Recientemente, la Asamblea Nacional debatió las prohibiciones que tienen los docentes, en particular la prohibición de aceptar dinero de los estudiantes. Muchos que valoran la profesión docente se preguntan: ¿Debería prohibirse esto? Y, de ser así, ¿cómo debería implementarse?
Clase abierta (se invita a los padres a aprender junto a sus hijos) en la escuela primaria Dong Da, distrito de Tan Binh, Ciudad Ho Chi Minh - Foto ilustrativa: H.HG
En una sociedad civilizada, cuanto más legalizada esté una conducta, más necesaria será, y esto no debería excluir a las personas de ninguna profesión.
Evitar o mencionar vagamente temas delicados solo complica la implementación y crea numerosos precedentes. Además, resulta injusto para las distintas profesiones y grupos.
La Ley sobre el Profesorado, además de las disposiciones relativas al trato preferencial, el honor y la protección, no puede dejar de incluir prohibiciones, y prohibiciones específicas.
Si se entendiera plenamente, muchos educadores genuinos no solo no sentirían resentimiento, sino que también se alegrarían de que la ley pudiera ayudar a distinguir entre lo bueno y lo malo, y a reducir el número de personas que perjudican a los demás.
"Está prohibido obligar a los estudiantes a pagar dinero de cualquier forma" es una de las prohibiciones más importantes y debe aplicarse con rigor. No basta con que esté estipulada en la ley; también debe estar específicamente codificada en el código de conducta del profesorado de cada centro educativo.
La docencia es una profesión singular y, por lo tanto, está siempre sujeta a un escrutinio social más riguroso. Otros pueden vestir de manera informal, pero los profesores no.
A otros se les podría perdonar que hablaran de forma inapropiada, pero no a los profesores. Lo que se acepta fácilmente en otras profesiones, a los docentes se les critica con facilidad. Desde cierta perspectiva, esta rigidez se debe al alto estatus de la profesión docente.
La educación es fundamental para el desarrollo humano, y los docentes son quienes proporcionan esa base. Quienes se inician en la docencia deben comprender esto de antemano. Y estos aspectos "prohibidos" deben incluirse de forma temprana e integral en los programas de formación docente.
Sin embargo, en realidad, hacer cumplir la práctica de "recibir dinero" de los estudiantes es más difícil que cualquier otra prohibición, ya que depende de factores que escapan al control del docente. Estos incluyen el sistema, el entorno laboral y el comportamiento de los estudiantes y sus padres.
Hoy en día, muchos padres, sobre todo aquellos con hijos en los primeros cursos, recurren al dinero para comprar tranquilidad con respecto a los profesores. En lugar de garantizar que sus hijos reciban un trato justo, algunos problemas se resuelven mediante medidas económicas.

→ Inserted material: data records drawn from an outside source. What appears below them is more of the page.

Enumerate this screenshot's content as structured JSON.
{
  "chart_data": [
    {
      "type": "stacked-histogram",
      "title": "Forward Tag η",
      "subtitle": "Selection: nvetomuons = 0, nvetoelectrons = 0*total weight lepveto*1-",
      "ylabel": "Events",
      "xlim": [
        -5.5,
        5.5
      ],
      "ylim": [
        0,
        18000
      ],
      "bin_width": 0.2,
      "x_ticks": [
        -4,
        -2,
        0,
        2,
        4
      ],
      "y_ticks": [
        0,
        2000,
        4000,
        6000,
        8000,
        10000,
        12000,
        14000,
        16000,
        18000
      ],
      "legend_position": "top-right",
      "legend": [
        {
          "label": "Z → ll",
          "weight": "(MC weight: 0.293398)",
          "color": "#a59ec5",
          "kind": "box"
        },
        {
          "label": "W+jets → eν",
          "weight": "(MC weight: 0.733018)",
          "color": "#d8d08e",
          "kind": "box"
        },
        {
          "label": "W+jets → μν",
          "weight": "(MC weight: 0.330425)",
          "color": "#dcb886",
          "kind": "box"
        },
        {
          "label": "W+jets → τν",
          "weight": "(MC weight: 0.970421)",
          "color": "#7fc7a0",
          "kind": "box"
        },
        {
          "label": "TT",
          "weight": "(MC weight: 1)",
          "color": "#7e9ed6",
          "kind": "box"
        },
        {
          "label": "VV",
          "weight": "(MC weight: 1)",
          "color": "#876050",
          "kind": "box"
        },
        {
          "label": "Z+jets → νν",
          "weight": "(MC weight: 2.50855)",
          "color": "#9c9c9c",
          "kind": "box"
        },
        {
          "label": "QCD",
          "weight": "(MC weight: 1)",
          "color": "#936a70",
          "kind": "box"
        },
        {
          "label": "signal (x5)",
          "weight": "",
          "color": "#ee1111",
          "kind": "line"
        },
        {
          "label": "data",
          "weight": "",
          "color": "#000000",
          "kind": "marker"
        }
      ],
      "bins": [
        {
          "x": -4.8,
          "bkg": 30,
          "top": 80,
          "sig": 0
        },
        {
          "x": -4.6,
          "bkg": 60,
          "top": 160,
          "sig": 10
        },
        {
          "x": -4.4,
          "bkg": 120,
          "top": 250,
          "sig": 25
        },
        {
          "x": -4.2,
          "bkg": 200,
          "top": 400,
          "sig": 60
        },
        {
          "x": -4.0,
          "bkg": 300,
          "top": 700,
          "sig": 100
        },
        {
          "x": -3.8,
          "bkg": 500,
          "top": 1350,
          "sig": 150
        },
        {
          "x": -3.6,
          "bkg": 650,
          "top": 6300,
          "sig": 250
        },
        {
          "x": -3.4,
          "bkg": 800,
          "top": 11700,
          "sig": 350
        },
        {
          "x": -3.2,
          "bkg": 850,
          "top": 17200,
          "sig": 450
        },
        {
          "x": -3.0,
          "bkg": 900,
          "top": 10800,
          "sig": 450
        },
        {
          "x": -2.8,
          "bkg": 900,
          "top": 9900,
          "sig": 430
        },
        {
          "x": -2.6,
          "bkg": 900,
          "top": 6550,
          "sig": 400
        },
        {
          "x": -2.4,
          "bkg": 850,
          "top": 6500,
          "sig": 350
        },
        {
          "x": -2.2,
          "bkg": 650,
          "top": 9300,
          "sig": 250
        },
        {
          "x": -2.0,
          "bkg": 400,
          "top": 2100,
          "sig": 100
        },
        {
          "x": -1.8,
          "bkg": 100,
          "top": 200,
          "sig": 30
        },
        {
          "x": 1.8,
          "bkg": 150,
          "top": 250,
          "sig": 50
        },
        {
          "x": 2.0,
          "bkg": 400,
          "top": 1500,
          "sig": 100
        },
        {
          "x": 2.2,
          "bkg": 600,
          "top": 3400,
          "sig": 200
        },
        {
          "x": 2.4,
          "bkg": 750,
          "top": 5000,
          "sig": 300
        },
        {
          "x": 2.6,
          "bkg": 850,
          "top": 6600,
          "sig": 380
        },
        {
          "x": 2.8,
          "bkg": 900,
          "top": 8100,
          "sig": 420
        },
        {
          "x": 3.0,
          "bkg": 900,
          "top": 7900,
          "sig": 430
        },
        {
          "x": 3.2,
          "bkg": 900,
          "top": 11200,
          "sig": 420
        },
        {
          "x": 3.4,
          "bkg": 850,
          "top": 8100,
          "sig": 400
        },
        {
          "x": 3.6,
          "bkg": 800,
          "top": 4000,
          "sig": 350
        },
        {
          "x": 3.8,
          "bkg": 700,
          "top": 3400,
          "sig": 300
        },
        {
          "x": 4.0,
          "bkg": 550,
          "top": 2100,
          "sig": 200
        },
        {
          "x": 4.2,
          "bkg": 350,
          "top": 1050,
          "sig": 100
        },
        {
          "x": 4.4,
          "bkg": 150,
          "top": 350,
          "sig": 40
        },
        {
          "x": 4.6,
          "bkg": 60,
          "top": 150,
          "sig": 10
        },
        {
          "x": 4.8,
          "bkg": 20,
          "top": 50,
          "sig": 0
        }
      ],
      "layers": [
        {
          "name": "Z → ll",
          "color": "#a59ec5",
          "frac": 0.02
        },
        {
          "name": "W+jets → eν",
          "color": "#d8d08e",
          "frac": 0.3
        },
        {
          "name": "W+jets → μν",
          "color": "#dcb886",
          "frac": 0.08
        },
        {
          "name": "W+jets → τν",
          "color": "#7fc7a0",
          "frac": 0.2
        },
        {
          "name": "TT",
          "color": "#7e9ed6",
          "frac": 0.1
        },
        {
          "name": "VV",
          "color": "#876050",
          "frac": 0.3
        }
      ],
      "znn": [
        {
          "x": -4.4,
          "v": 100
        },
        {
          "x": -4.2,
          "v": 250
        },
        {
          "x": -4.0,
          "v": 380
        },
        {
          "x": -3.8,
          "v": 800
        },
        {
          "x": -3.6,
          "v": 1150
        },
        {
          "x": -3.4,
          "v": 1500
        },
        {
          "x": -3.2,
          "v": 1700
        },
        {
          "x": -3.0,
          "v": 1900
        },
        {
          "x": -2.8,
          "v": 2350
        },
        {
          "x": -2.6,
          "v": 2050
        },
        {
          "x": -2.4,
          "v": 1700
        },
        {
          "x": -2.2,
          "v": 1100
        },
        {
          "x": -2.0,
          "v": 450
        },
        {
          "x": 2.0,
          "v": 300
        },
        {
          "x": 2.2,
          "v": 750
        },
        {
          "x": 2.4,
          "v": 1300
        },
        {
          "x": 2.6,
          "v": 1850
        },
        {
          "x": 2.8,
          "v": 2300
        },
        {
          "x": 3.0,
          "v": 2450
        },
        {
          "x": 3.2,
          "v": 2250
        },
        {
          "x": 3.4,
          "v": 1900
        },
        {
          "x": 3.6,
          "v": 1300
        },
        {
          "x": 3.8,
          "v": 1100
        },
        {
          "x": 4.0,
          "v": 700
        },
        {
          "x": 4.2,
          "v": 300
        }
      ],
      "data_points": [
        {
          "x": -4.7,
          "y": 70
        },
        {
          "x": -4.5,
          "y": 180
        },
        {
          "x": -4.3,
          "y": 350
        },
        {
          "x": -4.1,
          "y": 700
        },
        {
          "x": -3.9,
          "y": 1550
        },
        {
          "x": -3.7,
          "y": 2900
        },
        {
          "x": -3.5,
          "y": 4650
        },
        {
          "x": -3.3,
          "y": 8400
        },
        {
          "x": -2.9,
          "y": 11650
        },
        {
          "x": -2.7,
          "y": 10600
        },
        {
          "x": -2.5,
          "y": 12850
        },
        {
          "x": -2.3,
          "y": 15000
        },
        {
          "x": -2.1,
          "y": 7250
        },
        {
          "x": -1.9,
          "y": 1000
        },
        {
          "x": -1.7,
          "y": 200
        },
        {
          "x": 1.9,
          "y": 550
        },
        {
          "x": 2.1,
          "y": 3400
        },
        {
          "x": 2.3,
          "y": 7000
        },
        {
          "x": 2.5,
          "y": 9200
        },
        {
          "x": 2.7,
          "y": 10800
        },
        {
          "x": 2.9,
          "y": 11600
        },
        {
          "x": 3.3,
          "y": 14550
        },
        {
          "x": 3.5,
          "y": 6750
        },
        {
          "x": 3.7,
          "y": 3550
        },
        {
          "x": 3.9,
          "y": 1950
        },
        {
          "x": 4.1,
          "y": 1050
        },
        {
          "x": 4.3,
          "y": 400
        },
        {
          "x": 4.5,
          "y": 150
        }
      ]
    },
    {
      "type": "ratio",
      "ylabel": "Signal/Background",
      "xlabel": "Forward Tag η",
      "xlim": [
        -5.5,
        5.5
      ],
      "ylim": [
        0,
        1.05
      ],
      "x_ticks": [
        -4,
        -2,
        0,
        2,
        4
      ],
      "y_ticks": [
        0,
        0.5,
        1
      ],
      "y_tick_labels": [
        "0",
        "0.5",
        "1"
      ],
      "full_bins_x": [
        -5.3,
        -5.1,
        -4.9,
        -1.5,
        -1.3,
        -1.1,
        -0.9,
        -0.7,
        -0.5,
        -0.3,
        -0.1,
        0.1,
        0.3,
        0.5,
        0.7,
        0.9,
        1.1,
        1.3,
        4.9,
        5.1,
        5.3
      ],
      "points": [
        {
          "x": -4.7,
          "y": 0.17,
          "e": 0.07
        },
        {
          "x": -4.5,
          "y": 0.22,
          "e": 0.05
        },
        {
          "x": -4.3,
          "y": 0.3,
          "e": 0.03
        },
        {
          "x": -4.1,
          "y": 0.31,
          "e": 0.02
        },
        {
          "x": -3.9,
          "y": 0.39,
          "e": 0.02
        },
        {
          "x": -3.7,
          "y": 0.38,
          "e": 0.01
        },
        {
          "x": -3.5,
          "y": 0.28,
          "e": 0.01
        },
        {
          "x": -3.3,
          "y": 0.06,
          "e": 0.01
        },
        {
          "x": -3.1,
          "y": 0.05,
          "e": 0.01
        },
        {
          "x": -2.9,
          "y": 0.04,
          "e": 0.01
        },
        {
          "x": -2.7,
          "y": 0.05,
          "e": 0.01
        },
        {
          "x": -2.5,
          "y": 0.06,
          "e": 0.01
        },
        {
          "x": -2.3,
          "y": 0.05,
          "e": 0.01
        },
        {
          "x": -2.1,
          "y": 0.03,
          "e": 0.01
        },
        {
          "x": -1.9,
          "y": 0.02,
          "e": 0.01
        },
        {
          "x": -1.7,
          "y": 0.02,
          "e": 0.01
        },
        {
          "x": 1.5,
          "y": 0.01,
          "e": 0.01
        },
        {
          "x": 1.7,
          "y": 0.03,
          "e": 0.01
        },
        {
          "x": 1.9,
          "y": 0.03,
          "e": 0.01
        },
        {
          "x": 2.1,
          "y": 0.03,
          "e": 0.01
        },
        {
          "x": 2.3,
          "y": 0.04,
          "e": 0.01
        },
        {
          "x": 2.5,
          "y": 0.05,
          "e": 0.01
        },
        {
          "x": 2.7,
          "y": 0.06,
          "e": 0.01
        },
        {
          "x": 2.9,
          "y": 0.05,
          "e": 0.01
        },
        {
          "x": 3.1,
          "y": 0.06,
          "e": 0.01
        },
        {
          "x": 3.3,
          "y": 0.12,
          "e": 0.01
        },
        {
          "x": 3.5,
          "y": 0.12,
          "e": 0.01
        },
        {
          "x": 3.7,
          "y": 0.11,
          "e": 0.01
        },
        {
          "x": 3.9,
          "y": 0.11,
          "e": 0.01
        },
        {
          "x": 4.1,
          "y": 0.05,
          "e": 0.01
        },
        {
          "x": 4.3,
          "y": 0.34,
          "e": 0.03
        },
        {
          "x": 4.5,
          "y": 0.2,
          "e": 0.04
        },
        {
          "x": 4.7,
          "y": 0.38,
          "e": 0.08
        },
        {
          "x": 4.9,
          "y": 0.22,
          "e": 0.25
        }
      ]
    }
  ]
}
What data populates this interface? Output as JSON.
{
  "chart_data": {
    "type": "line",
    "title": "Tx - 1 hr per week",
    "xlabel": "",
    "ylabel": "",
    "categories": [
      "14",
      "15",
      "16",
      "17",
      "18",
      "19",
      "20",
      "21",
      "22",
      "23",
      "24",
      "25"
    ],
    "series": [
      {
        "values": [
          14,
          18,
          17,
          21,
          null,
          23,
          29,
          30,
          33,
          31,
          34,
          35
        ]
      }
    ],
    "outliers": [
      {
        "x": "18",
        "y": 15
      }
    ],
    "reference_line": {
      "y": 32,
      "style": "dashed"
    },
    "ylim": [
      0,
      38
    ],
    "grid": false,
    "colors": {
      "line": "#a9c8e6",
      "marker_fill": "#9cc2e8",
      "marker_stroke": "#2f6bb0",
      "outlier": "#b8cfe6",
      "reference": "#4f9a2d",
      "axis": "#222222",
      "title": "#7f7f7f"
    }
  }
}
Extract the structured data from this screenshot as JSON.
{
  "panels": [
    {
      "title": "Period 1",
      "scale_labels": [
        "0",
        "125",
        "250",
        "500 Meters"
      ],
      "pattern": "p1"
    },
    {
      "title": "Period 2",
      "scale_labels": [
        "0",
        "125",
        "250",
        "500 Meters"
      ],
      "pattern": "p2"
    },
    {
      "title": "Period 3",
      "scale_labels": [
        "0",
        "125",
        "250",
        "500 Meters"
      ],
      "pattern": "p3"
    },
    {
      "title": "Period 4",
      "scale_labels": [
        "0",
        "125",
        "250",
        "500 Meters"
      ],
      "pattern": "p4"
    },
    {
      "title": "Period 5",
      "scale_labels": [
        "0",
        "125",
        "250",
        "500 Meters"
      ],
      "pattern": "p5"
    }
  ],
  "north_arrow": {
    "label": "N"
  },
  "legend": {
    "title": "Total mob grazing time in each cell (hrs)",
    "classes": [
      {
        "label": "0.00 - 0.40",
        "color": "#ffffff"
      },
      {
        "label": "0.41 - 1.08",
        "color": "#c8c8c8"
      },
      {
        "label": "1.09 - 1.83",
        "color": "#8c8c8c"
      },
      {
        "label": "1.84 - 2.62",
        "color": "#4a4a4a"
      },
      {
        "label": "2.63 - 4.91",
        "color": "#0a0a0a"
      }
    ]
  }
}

Indignados por la injusticia, muchos padres siguen invirtiendo dinero en ella y usan el amor por sus hijos como excusa para pasarla por alto. Muchos desempeñan el papel tanto de víctima como de perpetrador.
No están exentos de culpa. En otras palabras, prohibir la docencia mediante la ley sería poco práctico, ya que existen innumerables maneras de eludirla. La profesión docente no solo es delicada y estresante, sino que también está llena de tentaciones.
Ayudar a los docentes a superar las tentaciones también requiere un cambio de mentalidad por parte de los estudiantes y sus padres. Además, es necesario un cambio cualitativo en la administración escolar y la gestión del profesorado.
Quienes obran correctamente deben ser reconocidos, y quienes obran mal deben rendir cuentas rigurosamente por sus actos.
Junto con un cambio en la percepción sobre el comportamiento y el respeto hacia los docentes, expresar gratitud a los maestros en ocasiones como estas recuperará su verdadero significado. Y nadie se sentirá ofendido por esta práctica "prohibida".